Decreasing-term life insurance policies
With a decreasing-term policy, the amount you’re covered for decreases over the term of the policy. These policies are often used to cover a debt that reduces over time, such as a repayment mortgages. Premiums are usually significantly cheaper than for level-term cover as the amount insured reduces as time goes on.
Family income benefit policies
Family income benefit life insurance is a type of decreasing term policy. Instead of a lump sum, though, it pays out a regular income to your beneficiaries until the policy’s expiry date if you die. The upside of family income benefit is that it’s easier to work out how much you need. For example, if you take home £2,000 a month, you can arrange for the same amount to be paid out to your family if you die.
Critical Illness Insurance
Unlike life insurance, which is taken out to benefit the insured’s dependants, critical illness and income protection insurances are taken out to benefit the person insured who must be alive to claim. This means that critical illness cover is a suitable recommendation for individuals with no dependants but with a mortgage or other debts.
Critical illness causes families emotional stress in addition to the physical or mental distress and pain. Reducing the financial burden gives them one less thing to worry about at a vulnerable time.
Critical illness causes financial hardship. Even if income is protected by an employer’s scheme or income protection insurance, there is likely to be less disposable income available plus additional expenses, for example, the costs of travel to hospital, childcare, home modifications or treatment not available on the NHS.
Critical illness affects your lifestyle. The in-flow of money maintains a person’s or couple’s lifestyle or businesses profits. A critical illness will disrupt cashflow and limit lifestyle choices.
Income Protection Insurance
Formerly known as permanent health insurance (PHI), long-term income protection (IP) is an insurance policy that pays out if you’re unable to work due to injury or illness. IP usually pays out until retirement, death or your return to work, although short-term IP policies are now available at a lower cost. IP doesn’t usually pay out if you’re made redundant, but will often provide ‘back to work’ help if you’re off sick.

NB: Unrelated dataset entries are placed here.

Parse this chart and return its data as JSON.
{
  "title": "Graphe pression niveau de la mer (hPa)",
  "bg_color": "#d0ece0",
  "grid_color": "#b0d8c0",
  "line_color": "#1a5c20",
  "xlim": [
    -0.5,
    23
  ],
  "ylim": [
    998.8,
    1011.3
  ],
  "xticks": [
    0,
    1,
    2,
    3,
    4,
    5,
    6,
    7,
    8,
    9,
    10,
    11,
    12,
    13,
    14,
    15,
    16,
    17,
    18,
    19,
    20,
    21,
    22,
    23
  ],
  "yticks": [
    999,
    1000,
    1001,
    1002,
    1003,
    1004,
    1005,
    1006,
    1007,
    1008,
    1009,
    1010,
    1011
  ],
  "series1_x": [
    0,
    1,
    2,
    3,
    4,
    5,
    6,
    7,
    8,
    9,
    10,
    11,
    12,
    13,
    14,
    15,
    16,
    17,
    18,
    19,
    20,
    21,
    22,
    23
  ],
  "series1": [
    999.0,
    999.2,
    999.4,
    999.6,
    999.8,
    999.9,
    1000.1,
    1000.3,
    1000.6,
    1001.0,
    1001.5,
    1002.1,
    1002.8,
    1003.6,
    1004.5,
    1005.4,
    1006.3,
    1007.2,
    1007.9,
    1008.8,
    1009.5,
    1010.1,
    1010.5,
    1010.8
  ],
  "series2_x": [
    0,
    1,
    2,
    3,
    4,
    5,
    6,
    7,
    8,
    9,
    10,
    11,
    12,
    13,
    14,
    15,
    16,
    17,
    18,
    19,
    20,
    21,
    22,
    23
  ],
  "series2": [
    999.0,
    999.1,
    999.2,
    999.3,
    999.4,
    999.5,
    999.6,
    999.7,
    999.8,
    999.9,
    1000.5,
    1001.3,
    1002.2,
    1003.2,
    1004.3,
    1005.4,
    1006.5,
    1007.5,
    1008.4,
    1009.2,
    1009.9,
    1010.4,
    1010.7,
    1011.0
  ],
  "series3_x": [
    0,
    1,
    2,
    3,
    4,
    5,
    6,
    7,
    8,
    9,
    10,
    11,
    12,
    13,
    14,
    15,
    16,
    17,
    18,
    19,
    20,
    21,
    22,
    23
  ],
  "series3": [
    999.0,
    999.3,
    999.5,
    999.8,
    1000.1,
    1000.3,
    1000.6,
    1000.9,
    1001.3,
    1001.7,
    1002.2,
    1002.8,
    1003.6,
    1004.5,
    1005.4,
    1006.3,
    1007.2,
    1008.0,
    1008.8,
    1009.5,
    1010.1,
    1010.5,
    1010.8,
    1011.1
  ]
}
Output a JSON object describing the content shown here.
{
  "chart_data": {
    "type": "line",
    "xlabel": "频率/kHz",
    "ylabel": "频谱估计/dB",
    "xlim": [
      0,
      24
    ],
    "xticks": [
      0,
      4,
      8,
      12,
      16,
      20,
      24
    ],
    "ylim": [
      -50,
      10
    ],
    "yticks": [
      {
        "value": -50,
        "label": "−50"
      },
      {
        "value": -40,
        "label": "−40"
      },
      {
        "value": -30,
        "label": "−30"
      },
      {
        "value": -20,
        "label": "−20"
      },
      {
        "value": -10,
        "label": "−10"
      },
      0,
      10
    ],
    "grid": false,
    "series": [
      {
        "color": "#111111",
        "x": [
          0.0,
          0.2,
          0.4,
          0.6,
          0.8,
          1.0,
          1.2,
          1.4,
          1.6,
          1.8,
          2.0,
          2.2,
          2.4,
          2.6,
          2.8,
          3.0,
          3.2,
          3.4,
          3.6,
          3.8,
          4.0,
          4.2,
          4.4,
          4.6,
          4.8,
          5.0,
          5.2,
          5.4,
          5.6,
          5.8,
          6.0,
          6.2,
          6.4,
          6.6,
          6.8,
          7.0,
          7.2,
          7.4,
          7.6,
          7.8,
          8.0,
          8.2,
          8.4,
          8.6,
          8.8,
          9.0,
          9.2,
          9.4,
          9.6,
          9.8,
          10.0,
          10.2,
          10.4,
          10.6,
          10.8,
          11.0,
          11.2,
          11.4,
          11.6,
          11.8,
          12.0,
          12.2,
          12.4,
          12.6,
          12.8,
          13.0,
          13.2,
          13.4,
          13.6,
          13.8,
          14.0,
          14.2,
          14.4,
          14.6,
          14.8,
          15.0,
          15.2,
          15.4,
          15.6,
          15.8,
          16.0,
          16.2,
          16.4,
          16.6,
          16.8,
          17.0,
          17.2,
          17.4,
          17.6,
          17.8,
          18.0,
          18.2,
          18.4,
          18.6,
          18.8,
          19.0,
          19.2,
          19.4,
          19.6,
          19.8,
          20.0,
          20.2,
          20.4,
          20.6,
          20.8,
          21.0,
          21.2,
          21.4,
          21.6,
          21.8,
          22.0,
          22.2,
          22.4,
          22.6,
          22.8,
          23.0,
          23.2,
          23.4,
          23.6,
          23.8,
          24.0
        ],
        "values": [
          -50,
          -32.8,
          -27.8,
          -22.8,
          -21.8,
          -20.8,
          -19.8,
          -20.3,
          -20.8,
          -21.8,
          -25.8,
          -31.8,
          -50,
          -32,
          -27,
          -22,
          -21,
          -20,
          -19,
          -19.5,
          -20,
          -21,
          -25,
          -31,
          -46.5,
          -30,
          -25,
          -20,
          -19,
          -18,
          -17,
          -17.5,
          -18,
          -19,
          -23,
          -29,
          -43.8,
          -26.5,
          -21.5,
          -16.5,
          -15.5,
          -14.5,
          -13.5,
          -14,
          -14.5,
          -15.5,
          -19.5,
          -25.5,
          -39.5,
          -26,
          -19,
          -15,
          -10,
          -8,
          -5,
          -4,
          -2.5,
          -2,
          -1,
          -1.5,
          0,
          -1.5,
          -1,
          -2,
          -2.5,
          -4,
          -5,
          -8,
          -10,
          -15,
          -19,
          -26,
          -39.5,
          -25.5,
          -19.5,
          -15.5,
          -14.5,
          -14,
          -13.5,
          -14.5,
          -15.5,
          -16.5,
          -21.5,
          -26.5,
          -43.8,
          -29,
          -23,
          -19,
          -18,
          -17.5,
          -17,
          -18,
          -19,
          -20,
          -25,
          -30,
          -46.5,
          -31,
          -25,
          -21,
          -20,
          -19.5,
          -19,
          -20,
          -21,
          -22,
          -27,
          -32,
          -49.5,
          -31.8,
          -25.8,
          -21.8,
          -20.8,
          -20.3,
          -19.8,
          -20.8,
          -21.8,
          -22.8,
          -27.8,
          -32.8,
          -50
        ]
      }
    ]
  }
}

Which? says, “Millions of us have policies like private medical insurance and payment protection insurance, sold to us over the years by salespeople who convinced us we needed protecting. However, whilst they were right about the protection, they were often wrong about the policies. The one protection policy every working adult in the UK should consider is the very one most of us don’t have – income protection.”

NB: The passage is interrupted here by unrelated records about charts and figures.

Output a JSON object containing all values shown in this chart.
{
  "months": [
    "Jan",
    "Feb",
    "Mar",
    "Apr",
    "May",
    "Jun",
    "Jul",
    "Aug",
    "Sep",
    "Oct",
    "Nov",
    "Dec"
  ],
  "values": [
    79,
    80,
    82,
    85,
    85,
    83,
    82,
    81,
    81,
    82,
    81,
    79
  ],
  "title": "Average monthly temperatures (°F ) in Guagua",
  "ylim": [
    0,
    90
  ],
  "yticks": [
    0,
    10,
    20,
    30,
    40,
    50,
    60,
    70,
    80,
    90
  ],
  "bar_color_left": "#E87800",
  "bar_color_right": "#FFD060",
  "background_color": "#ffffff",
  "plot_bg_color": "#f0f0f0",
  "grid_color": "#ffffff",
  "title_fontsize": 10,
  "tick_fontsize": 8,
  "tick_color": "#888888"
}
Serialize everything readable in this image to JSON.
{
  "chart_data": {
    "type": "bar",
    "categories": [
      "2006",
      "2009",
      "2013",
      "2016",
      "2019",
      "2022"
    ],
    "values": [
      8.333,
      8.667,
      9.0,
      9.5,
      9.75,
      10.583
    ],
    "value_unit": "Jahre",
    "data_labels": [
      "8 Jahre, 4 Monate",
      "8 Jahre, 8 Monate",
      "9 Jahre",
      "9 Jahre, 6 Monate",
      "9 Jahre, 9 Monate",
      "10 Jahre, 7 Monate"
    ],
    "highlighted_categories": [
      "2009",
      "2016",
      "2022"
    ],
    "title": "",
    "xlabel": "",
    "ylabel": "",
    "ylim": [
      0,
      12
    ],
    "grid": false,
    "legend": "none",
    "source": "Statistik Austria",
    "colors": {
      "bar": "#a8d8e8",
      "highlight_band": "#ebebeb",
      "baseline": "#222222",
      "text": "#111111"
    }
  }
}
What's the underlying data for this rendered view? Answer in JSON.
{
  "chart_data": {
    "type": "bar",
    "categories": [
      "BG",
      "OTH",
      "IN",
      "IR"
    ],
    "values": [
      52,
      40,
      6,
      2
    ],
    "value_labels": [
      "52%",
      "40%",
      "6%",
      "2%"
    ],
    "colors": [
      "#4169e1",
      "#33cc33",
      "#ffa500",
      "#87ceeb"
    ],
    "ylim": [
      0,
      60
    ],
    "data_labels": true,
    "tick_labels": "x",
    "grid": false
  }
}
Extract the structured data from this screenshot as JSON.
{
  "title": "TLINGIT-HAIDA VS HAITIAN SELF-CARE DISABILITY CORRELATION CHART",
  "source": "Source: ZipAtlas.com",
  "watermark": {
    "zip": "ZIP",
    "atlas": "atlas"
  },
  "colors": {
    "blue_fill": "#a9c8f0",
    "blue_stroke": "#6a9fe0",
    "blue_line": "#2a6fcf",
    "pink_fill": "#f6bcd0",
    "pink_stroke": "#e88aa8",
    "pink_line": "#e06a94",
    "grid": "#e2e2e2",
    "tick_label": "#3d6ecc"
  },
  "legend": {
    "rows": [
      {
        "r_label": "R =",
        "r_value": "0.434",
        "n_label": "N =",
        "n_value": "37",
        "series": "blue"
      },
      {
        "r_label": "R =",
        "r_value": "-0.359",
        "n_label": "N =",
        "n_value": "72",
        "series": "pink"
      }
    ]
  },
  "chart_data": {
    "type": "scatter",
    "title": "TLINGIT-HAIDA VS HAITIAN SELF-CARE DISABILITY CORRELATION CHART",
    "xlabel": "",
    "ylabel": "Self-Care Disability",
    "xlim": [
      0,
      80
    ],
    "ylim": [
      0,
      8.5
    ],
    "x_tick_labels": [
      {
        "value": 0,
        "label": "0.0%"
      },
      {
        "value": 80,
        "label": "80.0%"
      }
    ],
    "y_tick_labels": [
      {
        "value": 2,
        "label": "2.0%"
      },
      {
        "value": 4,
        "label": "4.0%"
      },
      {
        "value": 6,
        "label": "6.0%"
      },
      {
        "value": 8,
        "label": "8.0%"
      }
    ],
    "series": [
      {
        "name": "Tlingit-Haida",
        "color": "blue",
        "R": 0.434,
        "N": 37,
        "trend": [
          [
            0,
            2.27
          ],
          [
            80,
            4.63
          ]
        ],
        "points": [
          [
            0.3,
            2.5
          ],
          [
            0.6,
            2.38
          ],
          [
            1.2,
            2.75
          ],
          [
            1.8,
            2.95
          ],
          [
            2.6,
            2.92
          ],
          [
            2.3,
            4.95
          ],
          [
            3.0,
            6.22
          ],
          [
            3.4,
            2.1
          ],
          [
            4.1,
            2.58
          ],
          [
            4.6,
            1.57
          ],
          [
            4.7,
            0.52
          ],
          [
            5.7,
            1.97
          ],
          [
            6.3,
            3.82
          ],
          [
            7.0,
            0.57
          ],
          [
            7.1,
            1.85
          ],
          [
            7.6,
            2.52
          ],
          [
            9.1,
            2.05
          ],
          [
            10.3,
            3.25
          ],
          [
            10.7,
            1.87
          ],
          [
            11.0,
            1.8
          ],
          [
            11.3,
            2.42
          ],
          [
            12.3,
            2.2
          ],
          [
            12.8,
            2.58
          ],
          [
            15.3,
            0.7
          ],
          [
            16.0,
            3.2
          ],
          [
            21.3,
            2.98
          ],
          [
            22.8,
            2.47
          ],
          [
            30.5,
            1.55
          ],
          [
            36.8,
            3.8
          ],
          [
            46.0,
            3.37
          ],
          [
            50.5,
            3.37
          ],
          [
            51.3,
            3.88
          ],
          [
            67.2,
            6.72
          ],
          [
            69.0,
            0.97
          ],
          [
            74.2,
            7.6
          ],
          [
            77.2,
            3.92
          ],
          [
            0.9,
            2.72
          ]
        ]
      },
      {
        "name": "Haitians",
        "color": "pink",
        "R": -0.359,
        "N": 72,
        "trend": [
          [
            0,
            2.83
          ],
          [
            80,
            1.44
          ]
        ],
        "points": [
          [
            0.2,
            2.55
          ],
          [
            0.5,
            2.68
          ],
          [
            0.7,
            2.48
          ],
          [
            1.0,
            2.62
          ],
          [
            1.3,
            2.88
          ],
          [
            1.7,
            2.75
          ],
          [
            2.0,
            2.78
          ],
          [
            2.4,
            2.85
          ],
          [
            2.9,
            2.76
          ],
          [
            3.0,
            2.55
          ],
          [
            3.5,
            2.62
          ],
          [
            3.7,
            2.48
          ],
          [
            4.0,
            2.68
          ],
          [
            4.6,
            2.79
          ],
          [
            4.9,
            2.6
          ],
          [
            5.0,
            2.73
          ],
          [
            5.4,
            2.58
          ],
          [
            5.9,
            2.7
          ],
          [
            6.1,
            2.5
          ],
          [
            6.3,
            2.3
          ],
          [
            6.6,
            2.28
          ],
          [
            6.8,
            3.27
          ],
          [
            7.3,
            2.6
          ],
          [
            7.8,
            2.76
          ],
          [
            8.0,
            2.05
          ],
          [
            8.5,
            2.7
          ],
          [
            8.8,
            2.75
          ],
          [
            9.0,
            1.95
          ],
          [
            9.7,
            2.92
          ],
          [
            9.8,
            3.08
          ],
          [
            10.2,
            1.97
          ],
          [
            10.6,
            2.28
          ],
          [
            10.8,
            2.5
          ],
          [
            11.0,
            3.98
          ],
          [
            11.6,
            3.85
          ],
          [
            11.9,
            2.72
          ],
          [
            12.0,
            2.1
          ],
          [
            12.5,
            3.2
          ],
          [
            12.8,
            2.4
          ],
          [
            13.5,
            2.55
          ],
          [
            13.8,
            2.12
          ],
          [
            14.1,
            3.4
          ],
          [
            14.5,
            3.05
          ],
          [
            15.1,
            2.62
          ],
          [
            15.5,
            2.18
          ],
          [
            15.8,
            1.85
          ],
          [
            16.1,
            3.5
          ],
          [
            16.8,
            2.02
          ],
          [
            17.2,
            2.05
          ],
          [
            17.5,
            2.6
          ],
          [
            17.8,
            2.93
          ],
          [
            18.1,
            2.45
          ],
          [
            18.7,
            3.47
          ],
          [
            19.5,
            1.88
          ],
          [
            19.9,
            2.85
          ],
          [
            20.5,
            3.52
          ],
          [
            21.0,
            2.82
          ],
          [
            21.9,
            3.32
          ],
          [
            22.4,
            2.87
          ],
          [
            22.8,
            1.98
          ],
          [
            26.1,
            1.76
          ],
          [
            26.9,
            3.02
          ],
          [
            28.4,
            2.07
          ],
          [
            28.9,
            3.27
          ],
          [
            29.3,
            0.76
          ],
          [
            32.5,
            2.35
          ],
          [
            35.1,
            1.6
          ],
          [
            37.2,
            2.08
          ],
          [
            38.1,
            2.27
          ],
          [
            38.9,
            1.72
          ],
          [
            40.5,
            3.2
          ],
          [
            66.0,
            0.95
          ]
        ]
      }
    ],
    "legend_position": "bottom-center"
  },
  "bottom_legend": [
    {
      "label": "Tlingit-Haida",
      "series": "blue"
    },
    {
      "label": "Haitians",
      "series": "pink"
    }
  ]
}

Critical Illness vs Income Protection Insurance
While a critical illness benefit can alleviate financial hardship by reducing expenses by, for example, paying off an expensive mortgage or loan, it is important not to view it as a replacement or alternative to income protection insurance.
First, critical illness pays out only if the insured is diagnosed with one of the pre-defined critical conditions in the policy, whereas income protection pays out if the insured cannot work whatever the cause might be. As most long-term sickness or disability is due to back problems and mental health issues, which are not covered by critical illness policies, a person with just critical illness cover would not be well served by such a policy.
Second, in order for a policy-holder to use the lump sum payout from a critical illness policy to generate income, they would need to achieve a sufficiently high rate of return and have a sufficiently large sum-assured to invest. According to figures from the re-insurance industry, the average critical illness sum assured is approximately £200,000, but as many as 65% of policies have sums assured lower
These amounts are simply not sufficient to replace income. Assuming a generous return of 5% per annum, a sum-assured of £100,000 would generate just £416 per month, which represents only a quarter of average net monthly income of £1,800.
Income protection and critical illness are complementary insurances and have specific uses. The former replaces income for temporary or permanent absences from work, dealing with debt payments and household bills, while the latter helps maintain lifestyle in the face of the effects of serious ill health.